Peter Ferrara and Larry Hunter: How ObamaCare Guts Medicare
September 9, 2010
ACRU General Counsel Peter Ferrara and Dr. Larry Hunter wrote this column appearing September 9, 2010 on The Wall Street Journal website.
The Democratic Senatorial Campaign Committee has attacked Senate Republican candidates for wanting “to end Medicare as we know it.” And in Nevada’s hotly contested Senate race, Majority Leader Harry Reid is attacking Republican Sharron Angle, saying she wants to “gut” Medicare. But Mr. Reid has already gutted it. He and his colleagues did so by passing ObamaCare.
In his analysis accompanying the recently released Annual Report of the Medicare Board of Trustees, Richard Foster, Medicare’s chief actuary, noted that Medicare payment rates for doctors and hospitals serving seniors will be cut by 30% over the next three years. Under the policies of the Patient Protection and Affordable Care Act, by 2019 Medicare payment rates will be lower than under Medicaid. Mr. Foster notes that by the end of the 75-year projection period in the Annual Medicare Trustees Report, Medicare payment rates will be one-third of what will be paid by private insurance, and only half of what is paid by Medicaid.

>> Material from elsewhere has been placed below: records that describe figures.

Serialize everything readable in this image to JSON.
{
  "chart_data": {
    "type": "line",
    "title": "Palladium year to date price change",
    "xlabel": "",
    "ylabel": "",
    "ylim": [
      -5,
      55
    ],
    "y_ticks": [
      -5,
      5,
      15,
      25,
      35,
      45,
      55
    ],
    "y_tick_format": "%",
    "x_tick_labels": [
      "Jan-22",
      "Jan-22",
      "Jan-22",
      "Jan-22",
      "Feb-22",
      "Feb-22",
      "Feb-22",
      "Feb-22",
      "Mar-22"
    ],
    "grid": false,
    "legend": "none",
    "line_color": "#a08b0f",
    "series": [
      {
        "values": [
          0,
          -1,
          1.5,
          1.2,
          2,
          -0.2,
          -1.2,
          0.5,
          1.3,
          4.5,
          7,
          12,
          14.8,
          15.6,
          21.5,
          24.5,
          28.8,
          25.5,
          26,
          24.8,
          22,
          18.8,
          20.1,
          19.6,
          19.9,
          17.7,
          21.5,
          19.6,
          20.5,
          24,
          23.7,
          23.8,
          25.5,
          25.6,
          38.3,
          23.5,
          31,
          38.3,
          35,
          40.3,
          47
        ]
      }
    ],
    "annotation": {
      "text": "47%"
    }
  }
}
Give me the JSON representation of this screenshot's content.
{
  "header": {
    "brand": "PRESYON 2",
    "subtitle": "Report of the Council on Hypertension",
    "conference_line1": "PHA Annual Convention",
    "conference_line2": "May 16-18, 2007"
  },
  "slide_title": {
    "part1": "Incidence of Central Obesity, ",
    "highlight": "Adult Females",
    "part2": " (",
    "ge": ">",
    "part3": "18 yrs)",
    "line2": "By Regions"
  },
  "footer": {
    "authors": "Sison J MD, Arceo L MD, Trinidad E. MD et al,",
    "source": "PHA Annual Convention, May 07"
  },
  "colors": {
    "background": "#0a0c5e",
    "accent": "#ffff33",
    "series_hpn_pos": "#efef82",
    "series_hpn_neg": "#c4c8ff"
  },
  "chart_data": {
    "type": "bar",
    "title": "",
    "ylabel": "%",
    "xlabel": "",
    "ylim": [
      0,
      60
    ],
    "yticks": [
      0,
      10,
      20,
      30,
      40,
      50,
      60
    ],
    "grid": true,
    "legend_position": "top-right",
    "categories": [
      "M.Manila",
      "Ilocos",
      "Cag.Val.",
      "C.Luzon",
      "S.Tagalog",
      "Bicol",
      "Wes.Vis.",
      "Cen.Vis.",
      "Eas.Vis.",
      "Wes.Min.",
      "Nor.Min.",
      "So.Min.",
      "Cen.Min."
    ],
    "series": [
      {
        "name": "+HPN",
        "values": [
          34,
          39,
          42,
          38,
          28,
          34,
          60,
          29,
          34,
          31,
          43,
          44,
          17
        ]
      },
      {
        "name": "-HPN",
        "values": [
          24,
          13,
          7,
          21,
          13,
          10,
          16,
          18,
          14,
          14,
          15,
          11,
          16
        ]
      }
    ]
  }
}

Altogether, ObamaCare cuts $818 billion from Medicare Part A (hospital insurance) from 2014-2023, the first 10 years of its full implementation, and $3.2 trillion over the first 20 years, 2014-2033. Adding in ObamaCare cuts for Medicare Part B (physicians fees and other services) brings the total cut to $1.05 trillion over the first 10 years and $4.95 trillion over the first 20 years.
These draconian cuts in Medicare payments to doctors, hospitals and other health-care providers that serve America’s seniors were the basis for the Congressional Budget Office’s official “score”–repeatedly cited by the president–that the health-reform legislation would actually reduce the federal deficit. But Mr. Obama never disclosed how that deficit reduction would actually be achieved.
There will be additional cuts under ObamaCare to Medicare Advantage, the private option to Medicare that close to one-fourth of all seniors have chosen for their coverage under the program because it gives them a better deal. Mr. Foster estimates that 50% of all seniors with Medicare Advantage will lose their plan because of these cuts. Mr. Obama’s pledge that “If you like your health plan, you will be able to keep it” clearly does not apply to America’s seniors.
Senior Editorial Writer Joseph Rago explains the increase in insurance premiums. Columnist Mary Anastasia O’Grady critiques the President’s plan.
Moreover, there will be additional cuts to Medicare adopted by bureaucrats at the Medicare Independent Payment Advisory Board. ObamaCare empowers this board to close Medicare financing gaps by adopting further Medicare cuts that would become effective without any congressional action. Mr. Foster reports that “The Secretary of HHS is required to implement the Board’s recommendations unless the statutory process is overridden by new legislation.”
The drastic reductions in Medicare reimbursements under ObamaCare will create havoc and chaos in health care for seniors. Many doctors, surgeons and specialists providing critical care to the elderly–such as surgery for hip and knee replacements, sophisticated diagnostics through MRIs and CT scans, and even treatment for cancer and heart disease–will cease serving Medicare patients. If the government is not going to pay, then seniors are not going to get the health services, treatment and care they expect.
Mr. Foster reports that two-thirds of hospitals already lose money on Medicare patients. Under ObamaCare it will get much worse. Hospitals also will shut down or stop serving Medicare patients.
The president’s concept of spreading the wealth includes sacking the Medicare system, on which America’s seniors have come to rely for medical care, in favor of others the president’s progressive vision deems more worthy.
Everyone should know by now that Medicare suffers dramatic long-term deficits and unfunded liabilities, and is in need of fundamental, structural reforms. But effectively refusing to pay the doctors and hospitals that provide the medical care the program promises to seniors is no way to solve that problem.